With only three days to go for the wedding, the bride-to-be received a call from her fiancé. Nothing could have prepared her for what he had to say. Hundreds of links had suddenly appeared on Instagram, Twitter and Facebook flashing extremely obscene pictures of the woman. Thus began a terrible nightmare for the hapless woman, her sole solace, the extraordinary strength of character and commitment of the groom-to-be.
A losing battle against this flood of obscenity began immediately. The photos and videos had been mass downloaded and were being shared by hundreds of accounts solely in the business of supplying pornographic content on social media websites. Paid folders promised “a good time” — from Rs 30 for five photos to Rs 200 for seven photos and two videos. Associates of the accused began contacting the victim for sexual favours and to extort money to “delete” the pictures in their possession. The victim plunged into a dark depression. Emotionally drained from a lonely fight of four months, the couple finally approached the police.
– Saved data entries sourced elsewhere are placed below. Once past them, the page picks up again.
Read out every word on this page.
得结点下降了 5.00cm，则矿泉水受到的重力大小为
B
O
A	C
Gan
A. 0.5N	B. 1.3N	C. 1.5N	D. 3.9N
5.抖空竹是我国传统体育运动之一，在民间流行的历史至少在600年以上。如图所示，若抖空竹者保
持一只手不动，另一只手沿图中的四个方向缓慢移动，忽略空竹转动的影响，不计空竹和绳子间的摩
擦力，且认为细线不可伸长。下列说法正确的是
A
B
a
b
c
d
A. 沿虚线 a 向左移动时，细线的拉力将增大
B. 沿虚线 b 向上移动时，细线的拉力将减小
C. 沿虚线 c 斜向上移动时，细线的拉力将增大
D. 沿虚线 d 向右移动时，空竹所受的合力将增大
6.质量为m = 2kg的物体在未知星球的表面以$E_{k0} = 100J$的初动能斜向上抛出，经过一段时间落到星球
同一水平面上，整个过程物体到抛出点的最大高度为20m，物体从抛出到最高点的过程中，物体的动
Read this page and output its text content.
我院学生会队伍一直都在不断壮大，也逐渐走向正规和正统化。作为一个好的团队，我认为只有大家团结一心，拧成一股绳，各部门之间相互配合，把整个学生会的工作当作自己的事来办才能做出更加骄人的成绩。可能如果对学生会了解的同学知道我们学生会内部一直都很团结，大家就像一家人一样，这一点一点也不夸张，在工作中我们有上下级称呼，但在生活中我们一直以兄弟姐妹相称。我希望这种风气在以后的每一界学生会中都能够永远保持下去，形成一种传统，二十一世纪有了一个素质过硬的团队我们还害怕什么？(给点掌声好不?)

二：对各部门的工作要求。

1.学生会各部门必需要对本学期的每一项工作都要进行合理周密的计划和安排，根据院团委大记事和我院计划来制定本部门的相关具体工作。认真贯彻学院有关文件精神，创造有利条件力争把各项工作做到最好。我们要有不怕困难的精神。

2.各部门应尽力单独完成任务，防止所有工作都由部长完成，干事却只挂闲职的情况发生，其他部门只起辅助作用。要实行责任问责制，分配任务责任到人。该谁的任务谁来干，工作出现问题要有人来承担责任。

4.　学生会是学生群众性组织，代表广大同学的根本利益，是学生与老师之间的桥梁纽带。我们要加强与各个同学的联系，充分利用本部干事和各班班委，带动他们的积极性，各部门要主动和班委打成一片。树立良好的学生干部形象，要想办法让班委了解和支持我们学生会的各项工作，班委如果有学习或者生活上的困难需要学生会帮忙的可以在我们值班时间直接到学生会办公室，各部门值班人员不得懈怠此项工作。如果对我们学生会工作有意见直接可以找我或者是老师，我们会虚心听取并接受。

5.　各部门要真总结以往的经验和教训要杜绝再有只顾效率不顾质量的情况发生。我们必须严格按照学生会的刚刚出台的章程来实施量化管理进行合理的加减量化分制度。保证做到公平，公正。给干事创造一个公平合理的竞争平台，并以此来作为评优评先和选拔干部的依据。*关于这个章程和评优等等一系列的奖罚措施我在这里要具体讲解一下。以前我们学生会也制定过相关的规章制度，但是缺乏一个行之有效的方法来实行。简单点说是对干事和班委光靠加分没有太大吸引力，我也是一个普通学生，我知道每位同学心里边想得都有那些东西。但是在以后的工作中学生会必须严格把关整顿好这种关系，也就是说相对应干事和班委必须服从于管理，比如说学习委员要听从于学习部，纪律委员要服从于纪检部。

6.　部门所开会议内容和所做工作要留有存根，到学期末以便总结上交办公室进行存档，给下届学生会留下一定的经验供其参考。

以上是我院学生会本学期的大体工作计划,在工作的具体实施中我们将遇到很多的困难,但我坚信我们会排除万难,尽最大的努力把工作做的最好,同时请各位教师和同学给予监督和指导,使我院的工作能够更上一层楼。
It was a classic case of revenge porn — an invasion of sexual privacy and a form of online harassment where the perpetrator, usually a disgruntled ex-partner, posts intimate photos, often to shame the subject. The consequences for victims can be extreme, encompassing honour killings, breakdown of relationships, destruction of reputation and career, and immense emotional trauma. Two high profile suicides last year involving Korean pop star, Goo Hara, and a student at the University of London, Damilya Jossipalenya, both victims of revenge porn, are cases in point
While the police may succeed in collecting evidence and prosecuting the perpetrators of such crimes, it can do little to clean up the mess left behind on the internet, the root cause of the victim’s suffering. Reporting of such non-consensual content by victims to the concerned social media platforms is often of no avail. The scale of the problem can be gauged from the half-a-million reports of revenge porn received per month by Facebook alone. All social media companies operate Law Enforcement Agency (LEA) portals where police authorities make requests for IP addresses of errant accounts and the removal of obscene content. However, often the portals are a mere formality, with the requests from investigative agencies remaining unacknowledged and unaddressed. While Facebook has in place a reasonably responsive legal support system, Twitter, Instagram and Whatsapp are virtually bereft of one. This is a frustrating stonewalling of the police and thousands of desperate victims. A country which offers one of the largest subscriber bases in the world deserves better legal support.
Given that the digital space is increasingly serving as the scene of unprecedented sex crimes, there is a dire need for an impactful solution. At present, cases of revenge porn are typically booked under the Information Technology Act or relevant sections of the Indian Penal Code (IPC) like 509, 499, 292 and 354C. There is merit in clearly classifying revenge porn as a sex offence in the IPC. The dissemination of nude photos and videos of a victim engaging in a sexual act deserves to be defined as a continued sexual violation for what is once put in the digital space can rarely be wholly retracted. With such classification, the offence will move to the category of serious offences and encourage the reporting of such crimes by victims who may otherwise choose to suffer alone under the presumption that cyber abuse is endemic to contemporary digital life.
The more important intervention is demanding accountability and responsiveness from social media giants for law enforcement and investigation purposes. Several countries have begun negotiating tough laws on the issue, including a time-bound removal of social media content declared illegal, fines as high as 50 million euros on tech companies, and even imprisonment of their executives in extreme cases of non-compliance of requests made by law enforcement authorities.
With the world’s largest population of young people, vulnerable to new mutations of deeply scarring sex crimes, the criticality of the PIL filed in India’s Supreme Court to establish an efficient mechanism to remove sexually-graphic abusive content and to seek accountability from social media platforms cannot be overemphasised.
This article first appeared in the print edition on October 8, 2020 under the title ‘Call social media to account’. The writer is an IPS officer serving as DCP, Crimes against Women & Children in Noida, Uttar Pradesh.
Source: Indian Express, 8/10/20
Tuesday, October 06, 2020
Quote of the Day October 6, 2020
“Storms make trees take deeper roots.”
‐ Claude McDonald
“तूफ़ानों से पेड़ों की जड़ें और गहरी व मज़बूत होती है।”
‐ क्लॉड मैक्डॉनल्ड
Hindi’s century-long struggle to be recognised over a more powerful Urdu
In the 18th and early 19th centuries, Urdu was the predominant language in those areas of the subcontinent that are today called the ‘Hindi belt’.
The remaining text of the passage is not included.